Je poursuis ma découverte de la bibliographie de l’écrivain finlandais Arto Paasalinna. Après « Petits suicides entre amis », « Le lièvre de Vatanen », « La forêt des renards pendus », « Prisonniers du Paradis », « La douce empoisonneuse », je termine « Le fils du dieu de l’orage ». Comme tous les autres ce livre est un régal : humour, cynisme, décontraction, sensibilité, profondeur. Cet écrivain, dans un style d’une grande simplicité, sans arrogance mais avec une verve étonnante décrit l’humanité sans complaisance, avec un désenchantement qui chez lui n’exclut pas la jubilation. Le mélange très original devient extraordinaire dans « Le fils du dieu de l’orage ». Il nous raconte la venue sur terre du fils d’une des anciennes divinités finlandaises, chargé de faire renaître l’ancienne foi, abandonnée au profit du christianisme. L’odyssée de ce fils du dieu de l’orage, obligé de se faire homme associe truculence et réflexion. Ce n’est pas un pamphlet anticlérical ou une parodie mais une satire pleine de situations cocasses. L’un des messages mérite d’être entendu.
Le héros, décidé à revivifier les anciennes croyances conclut à la nécessité de demander à ses fidèles de respecter des commandements, à l’instar de ceux que Moïse avait reçus.
Le troisième nous paraît mériter un commentaire. Il dit « Protège la vie ». Il ne limite pas son ordre à la protection de la vie humaine mais l’étend à la nature et demande le respect des plantes, des animaux, des rivières, des forêts, de la terre, de l’air, du vermisseau. Il promet le pire à celui qui enfreindrait la règle.

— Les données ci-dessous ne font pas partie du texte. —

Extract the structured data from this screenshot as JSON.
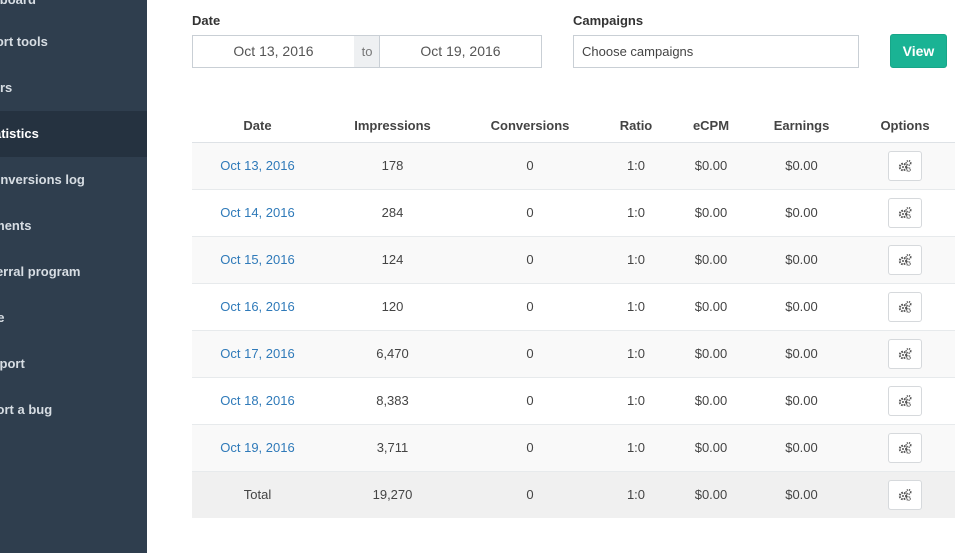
{
  "sidebar": {
    "items": [
      {
        "label": "Dashboard",
        "active": false
      },
      {
        "label": "Export tools",
        "active": false
      },
      {
        "label": "Offers",
        "active": false
      },
      {
        "label": "Statistics",
        "active": true
      },
      {
        "label": "Conversions log",
        "active": false
      },
      {
        "label": "Payments",
        "active": false
      },
      {
        "label": "Referral program",
        "active": false
      },
      {
        "label": "Profile",
        "active": false
      },
      {
        "label": "Support",
        "active": false
      },
      {
        "label": "Report a bug",
        "active": false
      }
    ]
  },
  "filters": {
    "date_label": "Date",
    "date_from": "Oct 13, 2016",
    "date_to_word": "to",
    "date_to": "Oct 19, 2016",
    "campaigns_label": "Campaigns",
    "campaigns_placeholder": "Choose campaigns",
    "view_label": "View"
  },
  "table": {
    "headers": [
      "Date",
      "Impressions",
      "Conversions",
      "Ratio",
      "eCPM",
      "Earnings",
      "Options"
    ],
    "rows": [
      {
        "date": "Oct 13, 2016",
        "impressions": "178",
        "conversions": "0",
        "ratio": "1:0",
        "ecpm": "$0.00",
        "earnings": "$0.00"
      },
      {
        "date": "Oct 14, 2016",
        "impressions": "284",
        "conversions": "0",
        "ratio": "1:0",
        "ecpm": "$0.00",
        "earnings": "$0.00"
      },
      {
        "date": "Oct 15, 2016",
        "impressions": "124",
        "conversions": "0",
        "ratio": "1:0",
        "ecpm": "$0.00",
        "earnings": "$0.00"
      },
      {
        "date": "Oct 16, 2016",
        "impressions": "120",
        "conversions": "0",
        "ratio": "1:0",
        "ecpm": "$0.00",
        "earnings": "$0.00"
      },
      {
        "date": "Oct 17, 2016",
        "impressions": "6,470",
        "conversions": "0",
        "ratio": "1:0",
        "ecpm": "$0.00",
        "earnings": "$0.00"
      },
      {
        "date": "Oct 18, 2016",
        "impressions": "8,383",
        "conversions": "0",
        "ratio": "1:0",
        "ecpm": "$0.00",
        "earnings": "$0.00"
      },
      {
        "date": "Oct 19, 2016",
        "impressions": "3,711",
        "conversions": "0",
        "ratio": "1:0",
        "ecpm": "$0.00",
        "earnings": "$0.00"
      }
    ],
    "total": {
      "label": "Total",
      "impressions": "19,270",
      "conversions": "0",
      "ratio": "1:0",
      "ecpm": "$0.00",
      "earnings": "$0.00"
    },
    "options_icon": "gears-icon"
  },
  "colors": {
    "sidebar_bg": "#2f3e4e",
    "sidebar_active_bg": "#253240",
    "accent": "#1ab394",
    "link": "#2f7ab9"
  }
}
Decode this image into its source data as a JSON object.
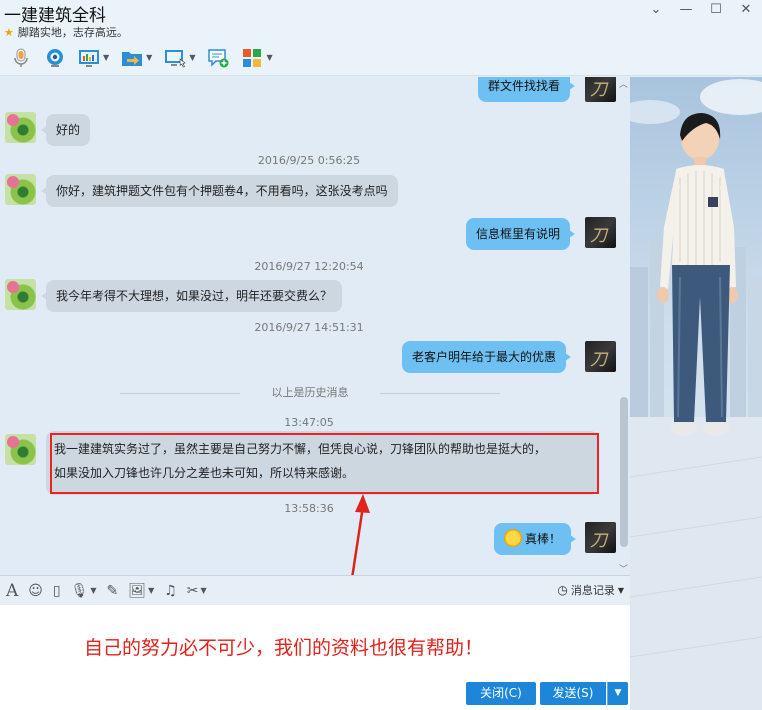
{
  "window": {
    "title": "一建建筑全科",
    "subtitle": "脚踏实地，志存高远。"
  },
  "toolbar": {
    "items": [
      {
        "icon": "microphone-icon"
      },
      {
        "icon": "webcam-icon"
      },
      {
        "icon": "app-board-icon",
        "has_menu": true
      },
      {
        "icon": "file-transfer-icon",
        "has_menu": true
      },
      {
        "icon": "screen-share-icon",
        "has_menu": true
      },
      {
        "icon": "new-chat-icon"
      },
      {
        "icon": "apps-grid-icon",
        "has_menu": true
      }
    ]
  },
  "messages": {
    "m0": "群文件找找看",
    "m1": "好的",
    "ts1": "2016/9/25 0:56:25",
    "m2": "你好，建筑押题文件包有个押题卷4，不用看吗，这张没考点吗",
    "m3": "信息框里有说明",
    "ts2": "2016/9/27 12:20:54",
    "m4": "我今年考得不大理想，如果没过，明年还要交费么？",
    "ts3": "2016/9/27 14:51:31",
    "m5": "老客户明年给于最大的优惠",
    "divider": "以上是历史消息",
    "ts4": "13:47:05",
    "m6_line1": "我一建建筑实务过了，虽然主要是自己努力不懈，但凭良心说，刀锋团队的帮助也是挺大的，",
    "m6_line2": "如果没加入刀锋也许几分之差也未可知，所以特来感谢。",
    "ts5": "13:58:36",
    "m7": "真棒！"
  },
  "input_toolbar": {
    "history_label": "消息记录"
  },
  "annotation": "自己的努力必不可少，我们的资料也很有帮助！",
  "buttons": {
    "close": "关闭(C)",
    "send": "发送(S)"
  },
  "colors": {
    "accent": "#1d86d8",
    "bubble_self": "#6ec0f2",
    "bubble_other": "#ccd7e0",
    "highlight": "#e22222"
  }
}
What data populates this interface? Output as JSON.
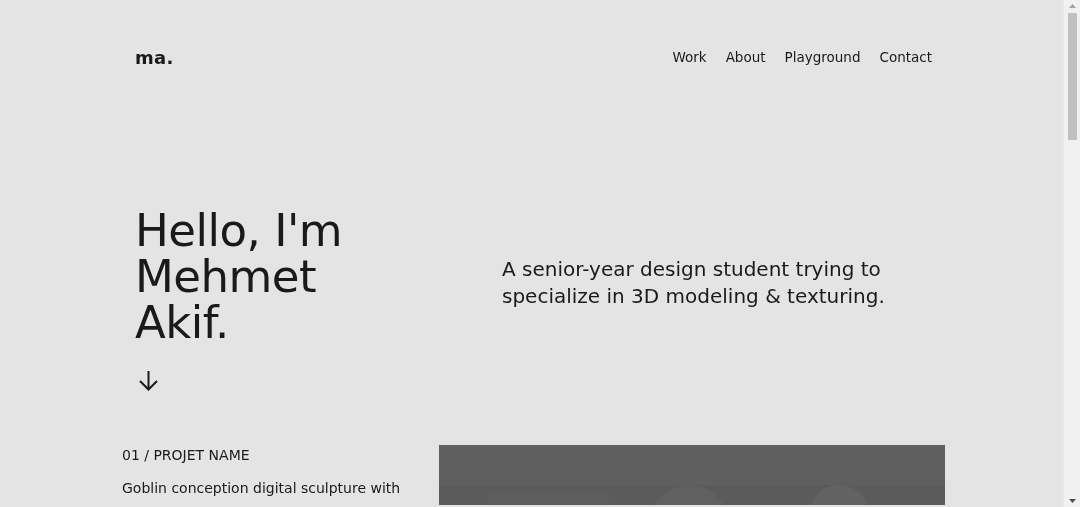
{
  "header": {
    "logo": "ma.",
    "nav": [
      {
        "label": "Work"
      },
      {
        "label": "About"
      },
      {
        "label": "Playground"
      },
      {
        "label": "Contact"
      }
    ]
  },
  "hero": {
    "title_lines": [
      "Hello, I'm",
      "Mehmet",
      "Akif."
    ],
    "tagline": "A senior-year design student trying to specialize in 3D modeling & texturing."
  },
  "project": {
    "label": "01 / PROJET NAME",
    "description": "Goblin conception digital sculpture with"
  }
}
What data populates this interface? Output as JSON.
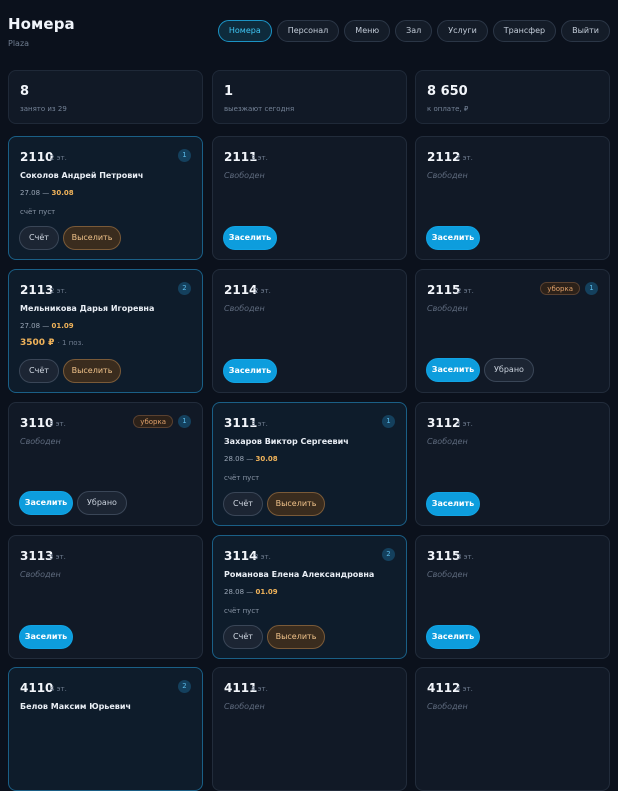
{
  "header": {
    "title": "Номера",
    "subtitle": "Plaza",
    "nav": [
      {
        "label": "Номера",
        "active": true
      },
      {
        "label": "Персонал",
        "active": false
      },
      {
        "label": "Меню",
        "active": false
      },
      {
        "label": "Зал",
        "active": false
      },
      {
        "label": "Услуги",
        "active": false
      },
      {
        "label": "Трансфер",
        "active": false
      },
      {
        "label": "Выйти",
        "active": false
      }
    ]
  },
  "stats": [
    {
      "value": "8",
      "label": "занято из 29"
    },
    {
      "value": "1",
      "label": "выезжают сегодня"
    },
    {
      "value": "8 650",
      "label": "к оплате, ₽"
    }
  ],
  "labels": {
    "free": "Свободен",
    "bill": "Счёт",
    "evict": "Выселить",
    "settle": "Заселить",
    "cleaned": "Убрано",
    "bill_empty": "счёт пуст",
    "cleaning": "уборка"
  },
  "rooms": [
    {
      "number": "2110",
      "floor": "2 эт.",
      "guest": "Соколов Андрей Петрович",
      "date_from": "27.08",
      "date_to": "30.08",
      "badge": "1",
      "bill": ""
    },
    {
      "number": "2111",
      "floor": "2 эт."
    },
    {
      "number": "2112",
      "floor": "2 эт."
    },
    {
      "number": "2113",
      "floor": "2 эт.",
      "guest": "Мельникова Дарья Игоревна",
      "date_from": "27.08",
      "date_to": "01.09",
      "badge": "2",
      "bill": "3500 ₽",
      "bill_note": "· 1 поз."
    },
    {
      "number": "2114",
      "floor": "2 эт."
    },
    {
      "number": "2115",
      "floor": "2 эт.",
      "cleaning": true,
      "badge": "1"
    },
    {
      "number": "3110",
      "floor": "3 эт.",
      "cleaning": true,
      "badge": "1"
    },
    {
      "number": "3111",
      "floor": "3 эт.",
      "guest": "Захаров Виктор Сергеевич",
      "date_from": "28.08",
      "date_to": "30.08",
      "badge": "1",
      "bill": ""
    },
    {
      "number": "3112",
      "floor": "3 эт."
    },
    {
      "number": "3113",
      "floor": "3 эт."
    },
    {
      "number": "3114",
      "floor": "3 эт.",
      "guest": "Романова Елена Александровна",
      "date_from": "28.08",
      "date_to": "01.09",
      "badge": "2",
      "bill": ""
    },
    {
      "number": "3115",
      "floor": "3 эт."
    },
    {
      "number": "4110",
      "floor": "4 эт.",
      "guest": "Белов Максим Юрьевич",
      "badge": "2"
    },
    {
      "number": "4111",
      "floor": "4 эт."
    },
    {
      "number": "4112",
      "floor": "4 эт."
    }
  ]
}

Paasalinna rêve donc d’une religion qui mettrait l’écologie au rang de vertu cardinale. C’est un sermon que je n’ai jamais entendu de toutes ces religions qui se prétendent l’oracle de Dieu et qui curieusement, se moquent du martyr que les hommes font subir à la terre.
Comment prétendre servir un maître en feignant d’ignorer que son œuvre est en train d’être détruite ? Cet aveuglement prouve au moins que l’esprit écolo n’inspire pas les papes.
Gloire à Rutja et à Ukko Ylijumala son père.